Fence Repair
Time Limit: 2000MS Memory Limit: 65536K
Total Submissions: 33487 Accepted: 10786
Description
Farmer John wants to repair a small length of the fence around the pasture. He measures the fence and finds that he needs N (1 ≤ N ≤ 20,000) planks of wood, each having some integer length Li (1 ≤ Li ≤ 50,000) units. He then purchases a single long board just long enough to saw into the N planks (i.e., whose length is the sum of the lengths Li). FJ is ignoring the "kerf", the extra length lost to sawdust when a sawcut is made; you should ignore it, too.

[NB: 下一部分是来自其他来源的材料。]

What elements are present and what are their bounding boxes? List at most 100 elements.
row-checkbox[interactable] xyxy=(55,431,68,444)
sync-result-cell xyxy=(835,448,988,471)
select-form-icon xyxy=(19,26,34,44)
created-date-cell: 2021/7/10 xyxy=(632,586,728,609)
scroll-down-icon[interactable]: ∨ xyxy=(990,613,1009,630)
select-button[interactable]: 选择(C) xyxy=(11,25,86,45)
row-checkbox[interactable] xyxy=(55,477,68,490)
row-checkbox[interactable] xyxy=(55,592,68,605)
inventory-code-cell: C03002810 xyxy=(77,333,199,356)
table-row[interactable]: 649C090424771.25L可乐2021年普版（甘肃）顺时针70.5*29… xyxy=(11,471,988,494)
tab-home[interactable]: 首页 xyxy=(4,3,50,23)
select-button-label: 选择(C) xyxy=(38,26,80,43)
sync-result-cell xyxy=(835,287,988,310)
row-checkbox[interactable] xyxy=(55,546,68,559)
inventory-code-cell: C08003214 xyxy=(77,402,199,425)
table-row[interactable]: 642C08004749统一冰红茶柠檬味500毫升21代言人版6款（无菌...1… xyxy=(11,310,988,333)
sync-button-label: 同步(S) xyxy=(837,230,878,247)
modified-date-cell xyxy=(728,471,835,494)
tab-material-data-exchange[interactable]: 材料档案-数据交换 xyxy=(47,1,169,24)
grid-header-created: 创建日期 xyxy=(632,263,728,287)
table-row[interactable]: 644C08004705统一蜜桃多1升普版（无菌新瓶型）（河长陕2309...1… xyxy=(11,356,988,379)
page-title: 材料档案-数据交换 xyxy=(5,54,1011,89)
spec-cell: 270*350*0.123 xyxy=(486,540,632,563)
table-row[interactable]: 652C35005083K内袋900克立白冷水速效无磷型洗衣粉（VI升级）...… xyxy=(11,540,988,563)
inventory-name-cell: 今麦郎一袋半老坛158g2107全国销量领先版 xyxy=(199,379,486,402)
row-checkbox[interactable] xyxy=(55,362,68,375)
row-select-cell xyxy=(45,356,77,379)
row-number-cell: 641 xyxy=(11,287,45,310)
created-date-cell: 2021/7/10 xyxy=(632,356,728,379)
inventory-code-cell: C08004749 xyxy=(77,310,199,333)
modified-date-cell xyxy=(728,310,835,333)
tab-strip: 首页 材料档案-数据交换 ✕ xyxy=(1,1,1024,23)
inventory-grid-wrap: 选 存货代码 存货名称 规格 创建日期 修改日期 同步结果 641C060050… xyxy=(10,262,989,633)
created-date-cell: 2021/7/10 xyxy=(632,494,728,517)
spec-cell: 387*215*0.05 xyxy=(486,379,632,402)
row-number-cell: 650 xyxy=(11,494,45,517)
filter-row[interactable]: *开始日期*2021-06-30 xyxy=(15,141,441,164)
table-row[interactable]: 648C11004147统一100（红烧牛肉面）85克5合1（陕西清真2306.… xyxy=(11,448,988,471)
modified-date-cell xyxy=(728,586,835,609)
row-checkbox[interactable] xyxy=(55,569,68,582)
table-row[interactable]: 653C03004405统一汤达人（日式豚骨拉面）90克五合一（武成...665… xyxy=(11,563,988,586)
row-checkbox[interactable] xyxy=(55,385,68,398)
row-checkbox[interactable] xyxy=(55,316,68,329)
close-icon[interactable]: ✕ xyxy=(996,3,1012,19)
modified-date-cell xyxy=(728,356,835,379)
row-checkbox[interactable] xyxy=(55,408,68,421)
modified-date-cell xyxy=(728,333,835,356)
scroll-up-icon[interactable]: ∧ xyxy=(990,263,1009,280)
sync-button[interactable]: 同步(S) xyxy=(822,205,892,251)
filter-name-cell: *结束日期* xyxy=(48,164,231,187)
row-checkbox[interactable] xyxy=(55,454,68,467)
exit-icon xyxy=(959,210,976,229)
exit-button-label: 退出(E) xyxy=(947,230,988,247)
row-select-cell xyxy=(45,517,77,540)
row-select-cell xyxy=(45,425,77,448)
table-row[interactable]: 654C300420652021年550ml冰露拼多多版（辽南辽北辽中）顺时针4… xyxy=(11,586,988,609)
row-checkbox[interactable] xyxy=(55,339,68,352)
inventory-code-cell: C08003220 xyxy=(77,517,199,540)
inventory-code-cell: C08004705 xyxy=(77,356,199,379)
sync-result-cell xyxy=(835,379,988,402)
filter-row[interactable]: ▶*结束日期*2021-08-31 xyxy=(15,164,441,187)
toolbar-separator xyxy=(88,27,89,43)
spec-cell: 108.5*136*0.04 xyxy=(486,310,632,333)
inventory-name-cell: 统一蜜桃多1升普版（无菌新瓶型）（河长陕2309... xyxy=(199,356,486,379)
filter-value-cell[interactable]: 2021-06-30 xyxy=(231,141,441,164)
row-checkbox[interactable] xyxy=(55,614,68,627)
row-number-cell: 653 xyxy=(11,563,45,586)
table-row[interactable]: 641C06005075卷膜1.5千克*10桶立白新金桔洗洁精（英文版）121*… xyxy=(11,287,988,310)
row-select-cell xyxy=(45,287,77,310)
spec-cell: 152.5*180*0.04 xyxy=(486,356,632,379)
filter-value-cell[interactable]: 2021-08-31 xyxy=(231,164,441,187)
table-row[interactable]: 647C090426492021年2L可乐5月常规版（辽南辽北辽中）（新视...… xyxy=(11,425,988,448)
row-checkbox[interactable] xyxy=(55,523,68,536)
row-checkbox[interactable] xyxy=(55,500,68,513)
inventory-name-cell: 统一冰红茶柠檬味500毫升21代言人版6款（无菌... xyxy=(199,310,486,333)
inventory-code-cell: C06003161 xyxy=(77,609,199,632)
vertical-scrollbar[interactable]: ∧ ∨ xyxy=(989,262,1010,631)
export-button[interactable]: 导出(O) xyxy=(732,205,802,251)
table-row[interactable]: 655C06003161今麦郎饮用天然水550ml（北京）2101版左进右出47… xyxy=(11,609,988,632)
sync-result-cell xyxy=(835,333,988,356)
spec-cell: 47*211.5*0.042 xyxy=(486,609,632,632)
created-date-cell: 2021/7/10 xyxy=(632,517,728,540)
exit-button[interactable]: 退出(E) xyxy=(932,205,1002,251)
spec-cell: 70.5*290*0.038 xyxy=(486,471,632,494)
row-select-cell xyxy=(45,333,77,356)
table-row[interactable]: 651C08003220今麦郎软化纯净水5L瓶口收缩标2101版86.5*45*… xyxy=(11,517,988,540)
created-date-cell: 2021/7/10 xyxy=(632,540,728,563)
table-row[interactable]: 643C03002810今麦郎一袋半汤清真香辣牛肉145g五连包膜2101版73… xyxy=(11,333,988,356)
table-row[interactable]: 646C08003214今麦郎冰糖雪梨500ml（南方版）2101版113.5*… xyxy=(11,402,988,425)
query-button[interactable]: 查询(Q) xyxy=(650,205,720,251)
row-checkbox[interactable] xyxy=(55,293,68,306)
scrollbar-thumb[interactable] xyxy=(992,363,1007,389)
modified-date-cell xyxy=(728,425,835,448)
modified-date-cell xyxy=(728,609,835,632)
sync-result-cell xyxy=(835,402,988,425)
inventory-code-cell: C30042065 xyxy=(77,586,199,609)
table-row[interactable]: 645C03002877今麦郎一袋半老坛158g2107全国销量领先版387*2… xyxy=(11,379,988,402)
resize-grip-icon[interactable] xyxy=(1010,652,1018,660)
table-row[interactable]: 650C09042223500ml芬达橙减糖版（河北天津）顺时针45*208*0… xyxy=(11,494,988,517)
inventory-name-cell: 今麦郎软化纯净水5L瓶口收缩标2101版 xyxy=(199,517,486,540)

FJ sadly realizes that he doesn't own a saw with which to cut the wood, so he mosies over to Farmer Don's Farm with this long board and politely asks if he may borrow a saw.
Farmer Don, a closet capitalist, doesn't lend FJ a saw but instead offers to charge Farmer John for each of the N-1 cuts in the plank. The charge to cut a piece of wood is exactly equal to its length. Cutting a plank of length 21 costs 21 cents.
Farmer Don then lets Farmer John decide the order and locations to cut the plank. Help Farmer John determine the minimum amount of money he can spend to create the N planks. FJ knows that he can cut the board in various different orders which will result in different charges since the resulting intermediate planks are of different lengths.
Input
Line 1: One integer N, the number of planks
Lines 2..N+1: Each line contains a single integer describing the length of a needed plank
Output
Line 1: One integer: the minimum amount of money he must spend to make N-1 cuts
Sample Input
3
8
5
8
Sample Output
34
Hint
He wants to cut a board of length 21 into pieces of lengths 8, 5, and 8.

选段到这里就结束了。